The reality is that cops can shoot unarmed black boys and girls on public streets in the daylight with impunity. Women can’t walk down the street without being harassed, or worse, and then blamed for it. “Trans panic” is an actual defense that people can actually use in court to get away with murdering trans women. Intersex folks are all but invisible at best and at worst, mutilated and often sterilized by doctors at birth as a means of “correcting” their genitals to make them appear “normal.” I could go on. For days. But let some of these things sink in – this is reality. And if I seem angry about it, it’s because I am. Because I should be. Everyone should be.

The mentality that “we should be focusing on solutions, not problems”; that we need to be “more positive”; is counter-productive and backwards. You can’t focus on the solution to a problem you won’t acknowledge. Solutions come from confronting the issue, head on, accepting that it is an issue and then finding where that issue comes from. We need to find the root – where it begins and how far it reaches. Then we need to attack that root. Like a weed, if we do not get it at the root, it only grows back. This is what I mean when I refer to the White Supremacist Cisheteropatriarchy – the most entrenched systems of oppression, the ones that have infected our minds like disease – this is the root. It runs deep, in our society, in our everyday interactions, in our selves and it’s so big and so far-reaching that when we do acknowledge its existence and power over us, it seems overwhelming – impossible to defeat. I think this is why it is so difficult to confront. I think this is why I get accused of being “too negative,” because when I make the claim that we are all infected with this insidious, seemingly-unstoppable social disease, I am declaring war on something intangible that exists within the individual as well as outside and it seems hopeless.

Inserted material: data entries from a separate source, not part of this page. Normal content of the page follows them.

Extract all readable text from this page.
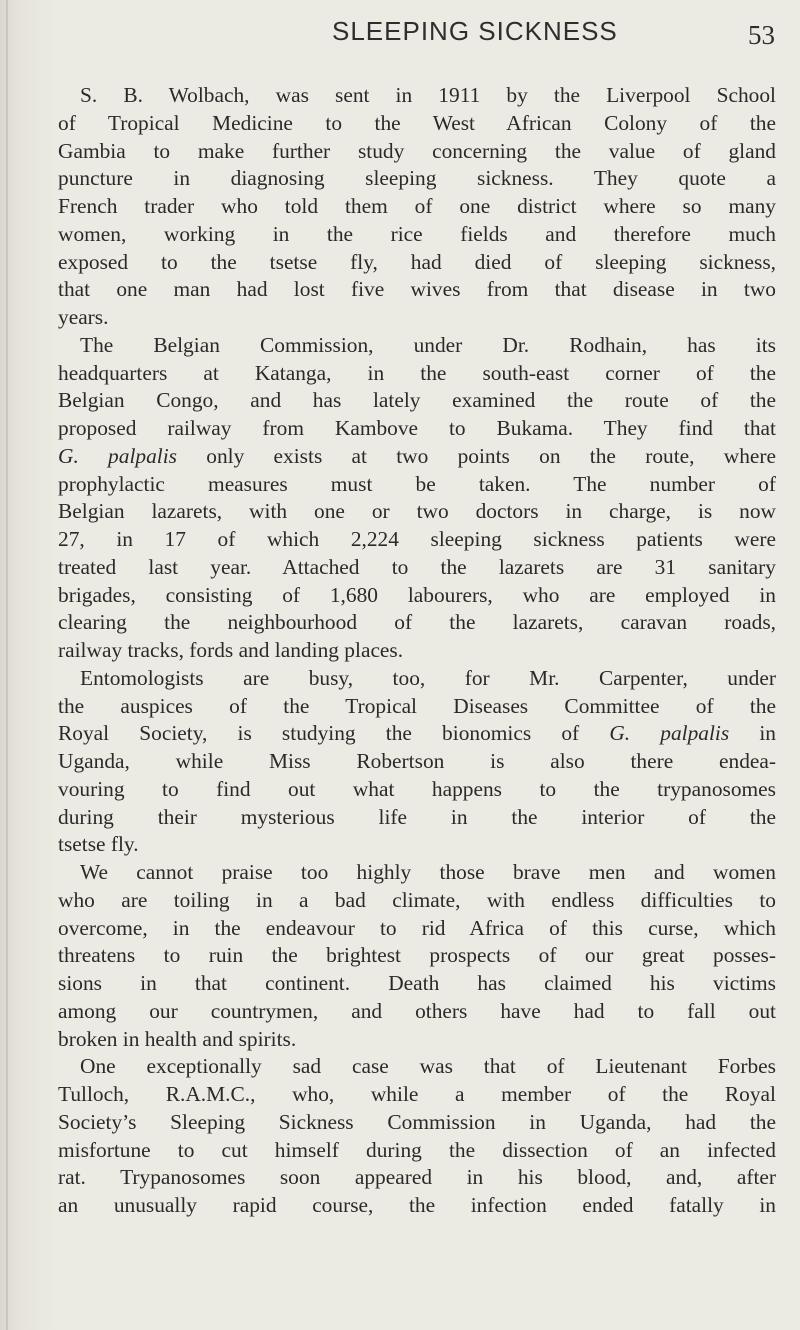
SLEEPING SICKNESS	53
S. B. Wolbach, was sent in 1911 by the Liverpool School
of Tropical Medicine to the West African Colony of the
Gambia to make further study concerning the value of gland
puncture in diagnosing sleeping sickness. They quote a
French trader who told them of one district where so many
women, working in the rice fields and therefore much
exposed to the tsetse fly, had died of sleeping sickness,
that one man had lost five wives from that disease in two
years.
The Belgian Commission, under Dr. Rodhain, has its
headquarters at Katanga, in the south-east corner of the
Belgian Congo, and has lately examined the route of the
proposed railway from Kambove to Bukama. They find that
G. palpalis only exists at two points on the route, where
prophylactic measures must be taken. The number of
Belgian lazarets, with one or two doctors in charge, is now
27, in 17 of which 2,224 sleeping sickness patients were
treated last year. Attached to the lazarets are 31 sanitary
brigades, consisting of 1,680 labourers, who are employed in
clearing the neighbourhood of the lazarets, caravan roads,
railway tracks, fords and landing places.
Entomologists are busy, too, for Mr. Carpenter, under
the auspices of the Tropical Diseases Committee of the
Royal Society, is studying the bionomics of G. palpalis in
Uganda, while Miss Robertson is also there endea-
vouring to find out what happens to the trypanosomes
during their mysterious life in the interior of the
tsetse fly.
We cannot praise too highly those brave men and women
who are toiling in a bad climate, with endless difficulties to
overcome, in the endeavour to rid Africa of this curse, which
threatens to ruin the brightest prospects of our great posses-
sions in that continent. Death has claimed his victims
among our countrymen, and others have had to fall out
broken in health and spirits.
One exceptionally sad case was that of Lieutenant Forbes
Tulloch, R.A.M.C., who, while a member of the Royal
Society’s Sleeping Sickness Commission in Uganda, had the
misfortune to cut himself during the dissection of an infected
rat. Trypanosomes soon appeared in his blood, and, after
an unusually rapid course, the infection ended fatally in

I think of humanity as one big organism, each individual person is a cell. The social disease causes some cells to attack others, and the organism is essentially killing itself from the inside out. We need medicine. Something to strengthen the cells being attacked so they can defend themselves and survive the onslaught and to weaken those attacking until they give up and eventually stop and something else to immunize new cells as they are created against the disease so that this can be prevented in the future. This cannot happen overnight – it will take a while.

Mind, this is not a perfect metaphor. This is essentially the best I can come up with while drowsy and a little dizzy from antibiotics. Essentially, what I am saying is that we need to confront the power dynamics which create the systems of oppression that have society so jacked up that folks can’t even see the problem when it’s right in front of their eyes. Or worse, they refuse to see the problems because they’re too big and scary to take on alone. The fact is, it’s okay to be overwhelmed and even to feel hopeless when first confronting horrible realities – really, it is. It’s okay because it’s perfectly reasonable; this shit is too big to take on alone, which is why we can’t. One person cannot take down centuries-old systems of oppression, but what about hundreds? Thousands? Millions? There are seven billion human beings on the planet, how many of them benefit from these systems versus those who are oppressed by them?

I am not “negative.” I believe in collective power and grassroots, horizontal self-organization. I have more faith in humanity than humanity has been proven to deserve, given my own personal experiences and what I have learned about the world in my short time here. I truly hate the state of things and I say so, often and loudly, because I can and I must. Don’t tell me “it gets better” unless you’re willing to put your boots on the ground and make it get better. Don’t tell me to “focus on solutions” if you’re not willing to be a part of the solution yourself. Don’t tell me to be “more positive,” you’re naive if you think my hopes for the world are anything but.